О чем они потом говорили, я не знаю, но сержант ушел не попрощавшись, Ладушкин кое-как приладил замок в ванной, а я за это время, оставленная без присмотра, медленно и тщательно собрала в цветочницу землю на балконе, всю ее перелопатив, но ничего интересного больше не обнаружила.
Наконец мы сидим на кухне, пьем чай и пытаемся разыграть что-то вроде допроса. Ладушкин стал обращаться ко мне на “вы”.
— Вы знали, что у вашей тети было множество знакомых, которые ее посещали, проникая в квартиру в отсутствие мужа не совсем традиционным способом? Я киваю.

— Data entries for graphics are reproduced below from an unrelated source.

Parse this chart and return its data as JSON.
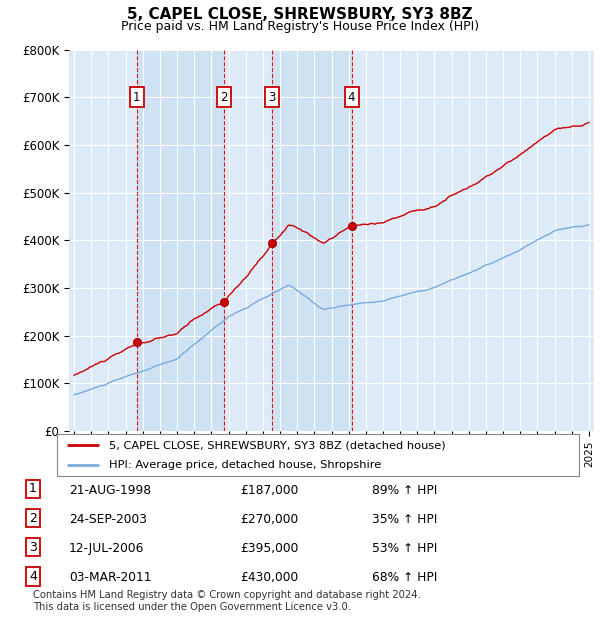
{
  "title": "5, CAPEL CLOSE, SHREWSBURY, SY3 8BZ",
  "subtitle": "Price paid vs. HM Land Registry's House Price Index (HPI)",
  "ylim": [
    0,
    800000
  ],
  "yticks": [
    0,
    100000,
    200000,
    300000,
    400000,
    500000,
    600000,
    700000,
    800000
  ],
  "ytick_labels": [
    "£0",
    "£100K",
    "£200K",
    "£300K",
    "£400K",
    "£500K",
    "£600K",
    "£700K",
    "£800K"
  ],
  "hpi_color": "#7aabdc",
  "price_color": "#cc0000",
  "bg_color": "#ddeaf7",
  "shade_color": "#c8dff2",
  "sales": [
    {
      "date": 1998.64,
      "price": 187000,
      "label": "1"
    },
    {
      "date": 2003.73,
      "price": 270000,
      "label": "2"
    },
    {
      "date": 2006.53,
      "price": 395000,
      "label": "3"
    },
    {
      "date": 2011.17,
      "price": 430000,
      "label": "4"
    }
  ],
  "transactions": [
    {
      "num": "1",
      "date": "21-AUG-1998",
      "price": "£187,000",
      "hpi": "89% ↑ HPI"
    },
    {
      "num": "2",
      "date": "24-SEP-2003",
      "price": "£270,000",
      "hpi": "35% ↑ HPI"
    },
    {
      "num": "3",
      "date": "12-JUL-2006",
      "price": "£395,000",
      "hpi": "53% ↑ HPI"
    },
    {
      "num": "4",
      "date": "03-MAR-2011",
      "price": "£430,000",
      "hpi": "68% ↑ HPI"
    }
  ],
  "legend_label_price": "5, CAPEL CLOSE, SHREWSBURY, SY3 8BZ (detached house)",
  "legend_label_hpi": "HPI: Average price, detached house, Shropshire",
  "footnote": "Contains HM Land Registry data © Crown copyright and database right 2024.\nThis data is licensed under the Open Government Licence v3.0."
}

— Тем самым круг подозреваемых очень расширяется. Очень! Я киваю.
— Ваш дядя догадывался о наличии у своей жены такого количества близких знакомых? Я пожимаю плечами.
— Вы часто встречались с Ханной Латовой? Я отрицательно качаю головой.
— Не были родственно близки? Я не успела покачать головой еще раз — что-то вспомнив, Ладушкин тут же задал другой вопрос:
— Почему ваша бабушка решила предоставить заботу о воспитании детей Латовой именно вам? Я пожимаю плечами.
— Открой рот, — вдруг говорит Ладушкин устало, опять переходя на “ты”.
Послушно открываю рот, но он смотрит не в него, а в глаза.
— Я имел в виду, скажи, наконец, хоть слово! Ничего на ум сразу не приходит, я закрываю рот и пожимаю плечами.
— Что было в посылке?
— Яблоки, — отвечаю сразу, не задумываясь.
— А в той, которую принесла вчера бывшая жена Латова?
— Яблоки.
Не спуская с меня глаз, Ладушкин вдруг протягивает руку и берет трубку телефона со стены. Набирает номер, а я ругаю себя на чем свет стоит, что не догадалась позвонить бабушке, пока он занимался замком. Он дождался, пока там снимут трубку, представился. Кто взял, дедушка или бабушка? Хорошо бы дедушка, он ничего не знает про посылку! Хорошо бы бабушка ушла на станцию в магазин или на клумбу. Когда она сидит на клумбе, обрабатывая розы, она неприкосновенна, на телефон не реагирует, ни с кем не разговаривает. Не повезло. Устав от переживаний, я тупо отмечаю накатившее на меня равнодушие.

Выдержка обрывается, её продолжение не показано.